A iniciativa está focada em sete atividades – organizar a produção de sementes, transferir tecnologia para os sistemas de sequeiro e irrigado, apoiar a governança na cadeia produtiva, comunicação e divulgação do trigo tropical, aperfeiçoar o zoneamento climático, fortalecer núcleos de pesquisa e desenvolver materiais com tolerância à brusone. A expectativa é que o projeto seja aprovado ainda este ano.
União da cadeia
O coordenador do Instituto para o Fortalecimento da Agropecuária (Ifag), Leonardo Machado, explica que a promoção da produção de trigo é uma demanda de toda sociedade brasileira, visto a essencialidade do cereal para segurança alimentar e atual dependência das importações. Ele afirma que a solução para este desafio está sendo estudada por integrantes de toda a cadeia da triticultura, tanto em âmbito federal (através da atuação da CNA e da Associação Brasileira de quanto estadual.
“Estamos fazendo um trabalho coordenado para envolver todos os elos da cadeia”, pontua o coordenador do Ifag. “Intuito é remar no mesmo barco para alcançar de forma mais eficaz um futuro promissor para a cultura do trigo no Estado de Goiás”, acrescenta o assessor técnico de agronegócios da Fieg, Douglas Parananhyba. Ele faz parte do Conselho Temático de Agronegócio da Fieg, onde foi criado um grupo de trabalho específico para delinear ações estratégicas para a Triticultura Goiana. O grupo reúne Sistema Faeg Senar, Ifag, Sindtrigo, Secretaria de Agricultura Pecuária e Abastecimento, Universidade Federal de Goiás (UFG), produtores, empresários e a Fieg. Neste momento, a equipe técnica está estudando os gargalos da produção {sazonalidade de produção, planejamento da safra, a dinâmica do preço, os projetos com novos cultivares em estudo na Embrapa e políticas públicas}. Em breve, o grupo planeja realizar um Dia de Campo no município de Cristalina, onde serão apresentados resultados já alcançados pelo Grupo.
Mais competitivo
De acordo com a Associação Brasileira da Indústria do Trigo (Abitrigo), o principal entrave para o crescimento do setor é a falta de políticas estratégicas para o desenvolvimento da cadeia produtiva. A Associação criou uma proposta de Política Nacional para a cultura. O documento está sendo analisado pelo setor produtivo e governo.
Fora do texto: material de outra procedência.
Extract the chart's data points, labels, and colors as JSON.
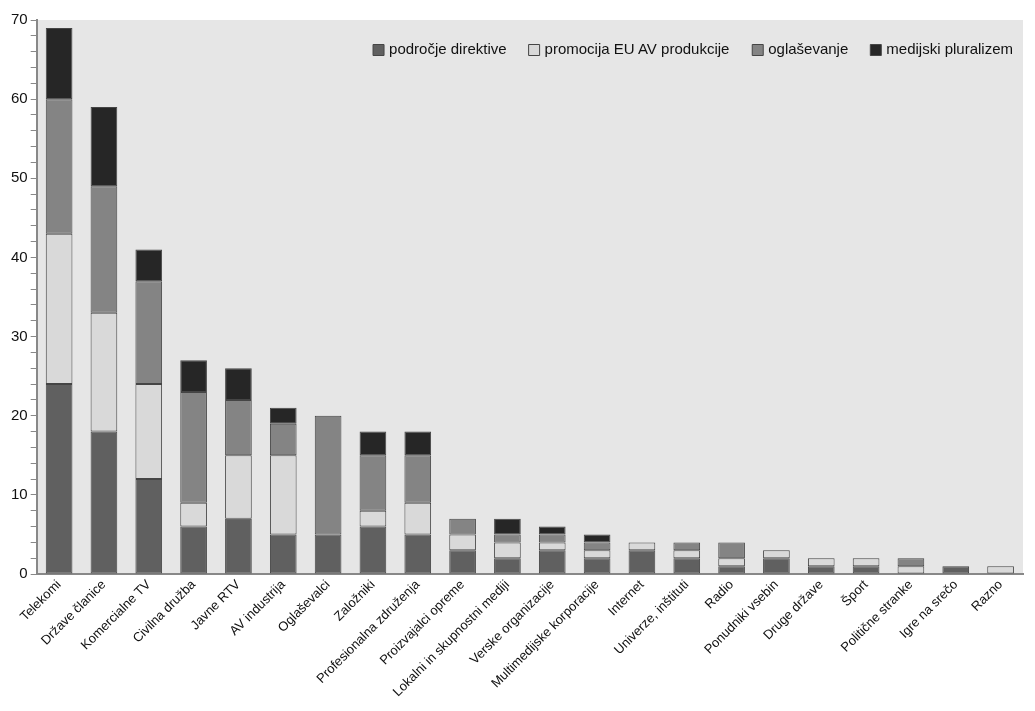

De acordo com os executivos do Ifag, entre as várias iniciativas apresentadas pela Associação, algumas prioridades são essenciais à sustentabilidade do setor produtivo e avanço da triticultura em Goiás:
ü Desburocratização do registro de insumos agrícolas;
ü Redefinir os critérios de regulamentação o registro das cultivares no Ministério da Agricultura, Pecuária e Abastecimento (Mapa);
ü Fomentar a regionalização e especialização da produção, aliando qualidade à produtividade, em larga escala.
ü Promover meios de liquidez da produção
ü Rever os critérios de utilização da atual Política de Garantia de Preços Mínimos-PGPM.
ü Modernizar, ampliar e construir novas unidades armazenadoras [a falta de unidade armazenadores é um problema grave no setor]
ü Estimular a demanda do uso da navegação de cabotagem para transporte de trigo.